His parents, however, insisted on staying in the Carroll Gardens neighborhood they knew and loved. Somewhat reluctantly, Scotto remained in Brooklyn and took over the family business, Scotto’s Funeral Home.
Though he now lives in Bay Ridge, a nice neighborhood with a slightly suburban feel, Scotto soon discovered his heart had always belonged to his hometown of Carroll Gardens. His children would move there of their own accord when they got older.
“I decided that I was going to do what I could to convince the Italian-American community in Carroll Gardens that they did not have to flee to the suburbs, that we could improve conditions here in what we now call Carroll Gardens,” said Scotto, who formed the Carroll Gardens Association in 1964.
He made it his mission to clean up the filthy and foul-smelling Gowanus Canal.

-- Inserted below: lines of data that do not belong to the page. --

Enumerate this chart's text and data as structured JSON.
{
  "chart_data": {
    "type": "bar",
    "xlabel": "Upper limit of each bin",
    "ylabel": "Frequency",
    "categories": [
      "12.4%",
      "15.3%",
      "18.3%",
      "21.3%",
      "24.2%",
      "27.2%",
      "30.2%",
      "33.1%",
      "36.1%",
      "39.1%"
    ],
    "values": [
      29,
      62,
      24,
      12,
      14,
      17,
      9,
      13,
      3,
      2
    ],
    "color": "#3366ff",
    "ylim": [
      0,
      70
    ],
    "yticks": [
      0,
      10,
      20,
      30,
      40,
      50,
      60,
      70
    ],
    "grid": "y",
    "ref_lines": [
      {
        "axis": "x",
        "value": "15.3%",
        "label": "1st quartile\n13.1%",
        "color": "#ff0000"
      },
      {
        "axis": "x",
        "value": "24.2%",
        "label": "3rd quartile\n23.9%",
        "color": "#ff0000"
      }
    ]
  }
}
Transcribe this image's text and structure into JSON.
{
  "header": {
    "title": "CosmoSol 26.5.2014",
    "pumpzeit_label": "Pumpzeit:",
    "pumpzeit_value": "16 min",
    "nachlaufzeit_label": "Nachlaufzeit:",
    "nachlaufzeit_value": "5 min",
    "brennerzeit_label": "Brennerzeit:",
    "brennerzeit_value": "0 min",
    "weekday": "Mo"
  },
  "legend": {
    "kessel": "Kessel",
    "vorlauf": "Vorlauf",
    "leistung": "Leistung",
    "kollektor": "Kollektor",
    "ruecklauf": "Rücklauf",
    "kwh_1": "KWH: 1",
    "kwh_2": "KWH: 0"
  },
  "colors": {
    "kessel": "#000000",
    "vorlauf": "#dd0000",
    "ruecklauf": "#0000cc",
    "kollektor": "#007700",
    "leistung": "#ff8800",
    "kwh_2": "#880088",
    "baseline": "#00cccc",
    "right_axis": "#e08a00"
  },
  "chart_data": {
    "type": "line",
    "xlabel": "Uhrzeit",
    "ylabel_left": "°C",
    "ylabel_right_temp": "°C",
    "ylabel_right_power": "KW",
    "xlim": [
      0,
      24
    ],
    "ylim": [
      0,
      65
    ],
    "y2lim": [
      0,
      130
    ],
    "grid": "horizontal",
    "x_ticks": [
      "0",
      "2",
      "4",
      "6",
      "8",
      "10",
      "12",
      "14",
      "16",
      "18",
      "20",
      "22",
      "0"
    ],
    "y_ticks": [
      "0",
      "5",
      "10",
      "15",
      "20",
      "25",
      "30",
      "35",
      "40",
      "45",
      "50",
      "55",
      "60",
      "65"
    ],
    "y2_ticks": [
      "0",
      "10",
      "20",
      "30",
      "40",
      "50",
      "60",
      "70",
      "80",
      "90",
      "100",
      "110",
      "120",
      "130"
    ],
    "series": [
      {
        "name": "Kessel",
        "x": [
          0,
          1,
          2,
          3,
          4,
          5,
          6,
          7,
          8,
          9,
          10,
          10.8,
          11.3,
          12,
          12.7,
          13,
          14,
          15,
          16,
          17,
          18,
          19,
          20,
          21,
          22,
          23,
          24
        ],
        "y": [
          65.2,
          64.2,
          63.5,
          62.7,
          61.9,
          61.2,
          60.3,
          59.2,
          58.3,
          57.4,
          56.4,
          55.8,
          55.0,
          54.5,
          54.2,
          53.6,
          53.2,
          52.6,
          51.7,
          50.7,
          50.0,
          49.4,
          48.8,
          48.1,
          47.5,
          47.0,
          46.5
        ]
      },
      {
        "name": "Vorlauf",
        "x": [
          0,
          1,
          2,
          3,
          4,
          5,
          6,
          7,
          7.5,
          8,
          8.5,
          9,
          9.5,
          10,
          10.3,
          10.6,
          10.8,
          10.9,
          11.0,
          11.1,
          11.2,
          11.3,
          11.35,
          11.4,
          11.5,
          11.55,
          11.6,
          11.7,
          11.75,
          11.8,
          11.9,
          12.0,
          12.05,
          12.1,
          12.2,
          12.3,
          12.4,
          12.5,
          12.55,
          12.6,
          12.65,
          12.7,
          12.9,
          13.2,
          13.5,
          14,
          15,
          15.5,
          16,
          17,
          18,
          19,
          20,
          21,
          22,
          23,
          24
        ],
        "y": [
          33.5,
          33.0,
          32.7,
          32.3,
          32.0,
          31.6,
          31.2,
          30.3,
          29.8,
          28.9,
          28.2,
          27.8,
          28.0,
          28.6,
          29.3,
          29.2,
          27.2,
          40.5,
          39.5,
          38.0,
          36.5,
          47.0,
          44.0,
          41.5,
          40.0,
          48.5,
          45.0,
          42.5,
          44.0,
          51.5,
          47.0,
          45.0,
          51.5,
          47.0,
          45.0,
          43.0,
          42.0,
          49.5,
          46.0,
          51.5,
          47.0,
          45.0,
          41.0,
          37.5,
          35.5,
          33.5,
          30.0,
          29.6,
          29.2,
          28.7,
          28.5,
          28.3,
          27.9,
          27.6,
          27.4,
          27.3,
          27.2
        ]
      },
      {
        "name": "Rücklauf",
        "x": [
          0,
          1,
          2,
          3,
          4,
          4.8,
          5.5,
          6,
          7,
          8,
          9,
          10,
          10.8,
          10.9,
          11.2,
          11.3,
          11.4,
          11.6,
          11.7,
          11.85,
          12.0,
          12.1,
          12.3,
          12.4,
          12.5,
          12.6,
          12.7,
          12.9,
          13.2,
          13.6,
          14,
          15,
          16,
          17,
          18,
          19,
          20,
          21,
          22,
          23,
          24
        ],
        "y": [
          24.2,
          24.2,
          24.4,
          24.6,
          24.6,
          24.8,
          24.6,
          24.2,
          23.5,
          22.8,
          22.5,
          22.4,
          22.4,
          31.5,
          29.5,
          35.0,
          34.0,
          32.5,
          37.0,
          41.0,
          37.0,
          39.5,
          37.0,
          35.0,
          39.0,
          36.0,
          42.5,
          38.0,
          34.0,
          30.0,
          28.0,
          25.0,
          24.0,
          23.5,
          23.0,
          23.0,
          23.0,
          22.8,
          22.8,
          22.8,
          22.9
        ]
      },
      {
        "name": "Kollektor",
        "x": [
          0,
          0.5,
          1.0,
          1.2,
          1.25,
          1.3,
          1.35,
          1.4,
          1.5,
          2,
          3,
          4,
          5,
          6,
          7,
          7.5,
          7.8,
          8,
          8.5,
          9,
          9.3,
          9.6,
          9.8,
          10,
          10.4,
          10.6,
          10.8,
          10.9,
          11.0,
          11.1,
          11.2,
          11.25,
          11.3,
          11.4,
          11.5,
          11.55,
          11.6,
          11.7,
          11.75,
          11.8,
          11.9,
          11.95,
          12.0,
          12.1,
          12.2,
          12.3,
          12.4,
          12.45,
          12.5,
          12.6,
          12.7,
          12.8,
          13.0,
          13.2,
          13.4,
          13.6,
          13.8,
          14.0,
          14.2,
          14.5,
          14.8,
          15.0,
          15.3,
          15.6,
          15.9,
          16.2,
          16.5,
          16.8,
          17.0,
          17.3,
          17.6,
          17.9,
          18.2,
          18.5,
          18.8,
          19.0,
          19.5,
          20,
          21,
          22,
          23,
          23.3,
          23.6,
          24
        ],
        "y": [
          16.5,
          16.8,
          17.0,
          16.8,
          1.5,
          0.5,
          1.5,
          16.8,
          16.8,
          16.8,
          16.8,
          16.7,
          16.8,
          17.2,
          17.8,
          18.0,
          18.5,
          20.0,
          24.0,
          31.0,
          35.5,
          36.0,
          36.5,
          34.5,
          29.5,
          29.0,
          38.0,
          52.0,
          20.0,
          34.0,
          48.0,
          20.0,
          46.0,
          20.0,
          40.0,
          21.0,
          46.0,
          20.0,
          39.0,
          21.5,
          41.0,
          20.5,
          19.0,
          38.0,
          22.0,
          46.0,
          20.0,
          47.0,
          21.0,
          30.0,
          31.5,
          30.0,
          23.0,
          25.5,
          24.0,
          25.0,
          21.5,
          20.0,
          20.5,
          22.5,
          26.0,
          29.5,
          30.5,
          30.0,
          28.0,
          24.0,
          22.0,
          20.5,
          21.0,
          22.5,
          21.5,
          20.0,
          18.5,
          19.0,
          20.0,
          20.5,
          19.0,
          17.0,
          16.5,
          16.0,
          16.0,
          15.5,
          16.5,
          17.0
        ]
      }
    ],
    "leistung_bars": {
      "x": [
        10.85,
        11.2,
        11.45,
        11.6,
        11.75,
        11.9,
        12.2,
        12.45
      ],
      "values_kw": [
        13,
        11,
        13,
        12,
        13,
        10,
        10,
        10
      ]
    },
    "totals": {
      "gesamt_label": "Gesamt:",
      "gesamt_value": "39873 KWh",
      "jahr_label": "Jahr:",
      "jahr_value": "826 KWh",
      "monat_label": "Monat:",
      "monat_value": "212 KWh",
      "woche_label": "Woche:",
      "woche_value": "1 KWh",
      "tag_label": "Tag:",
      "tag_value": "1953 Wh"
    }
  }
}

In 1975, he secured $458 million from the federal government to build the Red Hook Water Treatment Plant. He co-founded the Gowanus Canal Community Development Corporation, an organization funded by the Department of Housing & Community Renewal, in 1978.
Scotto couldn’t be happier that the Gowanus Canal is now clean enough to actually have fish swimming in it, but his dream isn’t complete yet. Development along the canal still faces fervent opposition.
“It’s very difficult for me to understand how people could possibly be against development in this day and age, when we’re in the throes of a recession, that people were scared stiff we were going into a depression,” said Scotto. “We need economic development.”
Nonetheless, private developers are eager to move in. Scotto said the developers are waiting for Toll Brothers to begin building.
“We will continue to fight to support the developers in going in there and turning the neighborhood of the Gowanus Canal into a neighborhood that we can be proud of instead of being embarrassed over,” said Scotto.